第十五.五節 支部長たちの懸念
「――本当にやらせるのか?」
黄泉示たちと郭が距離を取って対峙する中――千景は、そう立慧に尋ねる。
「本人たちの希望の結果なんだから仕方ないじゃない。それに、力試しをしなきゃいけないってのはまあ当然。流石に何もなしで本山の外に出すわけにはいかないわ」
「……幾ら護衛を付けたところで、相手はあの永仙と凶王派だ」
立慧に続き、田中が口にする。
「取り乱されても邪魔なだけだし、不測の事態が起こったとき、ある程度動けてくれるに越したことはねえからな」
「そうね。リア様や葵、私たちが警護に就くっていったって、その辺りは本人たちの問題だもの。最悪の場合、逃げられる程度の力量が無くちゃ話にならないわ」
「それは分かってるが……」
不安そうな千景の目が捉えているのは、黄泉示たちではない。彼らと対峙する相手――郭の方だ。
「あいつがレイガス様の弟子か。色々と、良くない噂のある」
「……まあ、そうね」
四賢者の一人、レイガスは厳格冷厳な上に弟子の育成に関して秘密主義であることで知られている。賢者見習いを取っていることは周知の事実だが、その当人を目にするのは立慧たちと雖もこれが初めてだった。
「レイガス様と言えば伝統派の中心人物としても名高い。今の秋光様の方針を快く思っていないとも聞いてる」
「それもそうね」
「模擬戦とはいえそんな相手と一戦交えて、あいつらに何かあったら……」
「……」
千景の懸念に対し立慧は何も言わない。いや、言えないのだ。語られる不安に打消しの言葉を紡ぎ出せないことこそが、彼女も同様の懸念を抱えていることを暗に示しているとも言える。――最中。

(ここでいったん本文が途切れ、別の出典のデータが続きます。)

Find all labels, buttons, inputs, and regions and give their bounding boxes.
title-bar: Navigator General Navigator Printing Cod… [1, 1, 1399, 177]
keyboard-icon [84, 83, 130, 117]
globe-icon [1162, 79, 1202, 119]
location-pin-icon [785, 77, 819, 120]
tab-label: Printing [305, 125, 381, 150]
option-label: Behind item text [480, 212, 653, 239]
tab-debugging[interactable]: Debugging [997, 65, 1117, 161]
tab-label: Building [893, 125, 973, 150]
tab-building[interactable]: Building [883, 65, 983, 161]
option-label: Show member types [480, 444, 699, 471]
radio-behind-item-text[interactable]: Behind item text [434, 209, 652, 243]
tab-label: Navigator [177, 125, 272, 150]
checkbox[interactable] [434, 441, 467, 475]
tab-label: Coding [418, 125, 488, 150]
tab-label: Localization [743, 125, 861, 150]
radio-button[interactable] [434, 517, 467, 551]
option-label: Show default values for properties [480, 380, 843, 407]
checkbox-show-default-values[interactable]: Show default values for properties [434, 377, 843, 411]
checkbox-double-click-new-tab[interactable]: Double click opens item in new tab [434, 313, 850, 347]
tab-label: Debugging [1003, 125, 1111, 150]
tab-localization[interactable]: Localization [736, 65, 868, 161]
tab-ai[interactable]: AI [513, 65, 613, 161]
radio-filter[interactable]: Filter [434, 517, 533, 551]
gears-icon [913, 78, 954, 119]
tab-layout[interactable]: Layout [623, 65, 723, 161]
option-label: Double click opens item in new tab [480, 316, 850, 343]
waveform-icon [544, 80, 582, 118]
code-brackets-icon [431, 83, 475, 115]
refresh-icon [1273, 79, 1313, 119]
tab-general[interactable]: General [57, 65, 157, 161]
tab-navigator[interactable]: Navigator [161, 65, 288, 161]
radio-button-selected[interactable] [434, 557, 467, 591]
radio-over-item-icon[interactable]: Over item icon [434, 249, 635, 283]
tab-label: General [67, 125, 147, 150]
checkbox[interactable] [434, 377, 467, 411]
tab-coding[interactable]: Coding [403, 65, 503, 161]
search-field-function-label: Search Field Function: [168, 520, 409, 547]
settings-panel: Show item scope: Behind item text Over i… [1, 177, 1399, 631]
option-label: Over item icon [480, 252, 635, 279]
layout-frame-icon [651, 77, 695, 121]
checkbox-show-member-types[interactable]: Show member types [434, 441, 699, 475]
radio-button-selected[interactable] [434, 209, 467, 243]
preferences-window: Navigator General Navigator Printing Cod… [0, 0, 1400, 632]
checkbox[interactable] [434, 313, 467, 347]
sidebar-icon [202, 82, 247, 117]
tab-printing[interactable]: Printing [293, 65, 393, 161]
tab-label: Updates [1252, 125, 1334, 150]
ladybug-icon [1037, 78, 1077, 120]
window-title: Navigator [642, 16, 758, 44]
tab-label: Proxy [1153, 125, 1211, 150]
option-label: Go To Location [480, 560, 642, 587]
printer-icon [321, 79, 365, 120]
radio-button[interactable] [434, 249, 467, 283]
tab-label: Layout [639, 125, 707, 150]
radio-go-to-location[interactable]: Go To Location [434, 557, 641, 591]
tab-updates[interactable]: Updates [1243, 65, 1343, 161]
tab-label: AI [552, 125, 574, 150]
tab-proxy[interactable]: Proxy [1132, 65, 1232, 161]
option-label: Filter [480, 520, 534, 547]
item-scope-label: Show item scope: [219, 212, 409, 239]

「なぁに通夜みたいなムードになってんだよ、お二人さんは」
いつも通りの声音で割り込んだのは田中。最早声高に言い返すこともせず。
「……仮にも指導した人間がヤバい目に遭うかもしれないってのに、あんたは暢気ね。心配じゃないの?」
「信頼してるからな。この一か月であいつはかなり変わった。俺が出した課題をクリアできるのも、そう遠くはねえかもな」
呆れたような口調に返された言の葉に、立慧は眉を顰める。確かにリゲル・G・ガウス当人も、動けるようになったとは言っていたが。
「訓練って……あんたはただ追いかけっこしてただけじゃない。体力は付くかもしれないけど、そんな適当な訓練で何が量れるのよ」
「その適当な訓練をやってた奴より、お前が指導した奴らは伸びなかったのか?」
「……っ」
「んなことねえだろ」
言葉を飲み込む立慧。自分で出した問いに自分で答えつつ、田中は話を続けていく。
「どの道手は離れちまったんだ。俺たちにできんのはこうして、見守ることくらいしかだな」
「……そうじゃないだろ」
ないと言いたげな田中の言葉に、ここまで黙って聞いていた千景が苦言を呈す。
「確かにあいつらは強くなった。……度合いに差はあるとはいえ、近くで見てきた私たちはよく分かってる」
少し誇らしげに。それでも眼の険は緩めずに、言葉を続ける千景。
「ただ、相手は賢者見習いだ。具体的にどんな技法を扱うのかは知らないが、力に関して三千風に見劣りしないのは確かで、それでいて気性は三千風以上に荒い」
「良いんじゃねえの? 俺たちじゃ逆に本気で当たるなんて厳しい話だし。これからどうしたって敵と当たるリスクを背負うってんなら――」
千景の言葉の指し示すところをまるで汲み取らず、あくまで楽天的に田中は答えを返した。
「いっそ少しくらいヤバ目くらいの奴と当たっといた方が良いと思うがね、俺は」
「……」
田中の言葉を聞いても、千景の表情は晴れないままだ。そんな千景を見て何を思ったのか、やれやれと言った素振りで田中が言葉を繋げる。
「ま、そう不安がんなよ。――あいつらは仮にも本山預かりの身だ。レイガスの爺っさんやあの弟子が腹ん中で一物抱えてたところで、おいそれとは出せないだろうぜ」
「……そうね。ここは見守りましょ。千景」
「……そうだな」
二人の言に千景は頷く。……分かっているのだ。
この試験は自分たちだけでなく上が判断して決めたこと。何か起こり得る危険性など、本当ならあるはずもない。
「……」
――だがそれでも。千景は自身の中の胸騒ぎを、完全に消し去ることができなかった。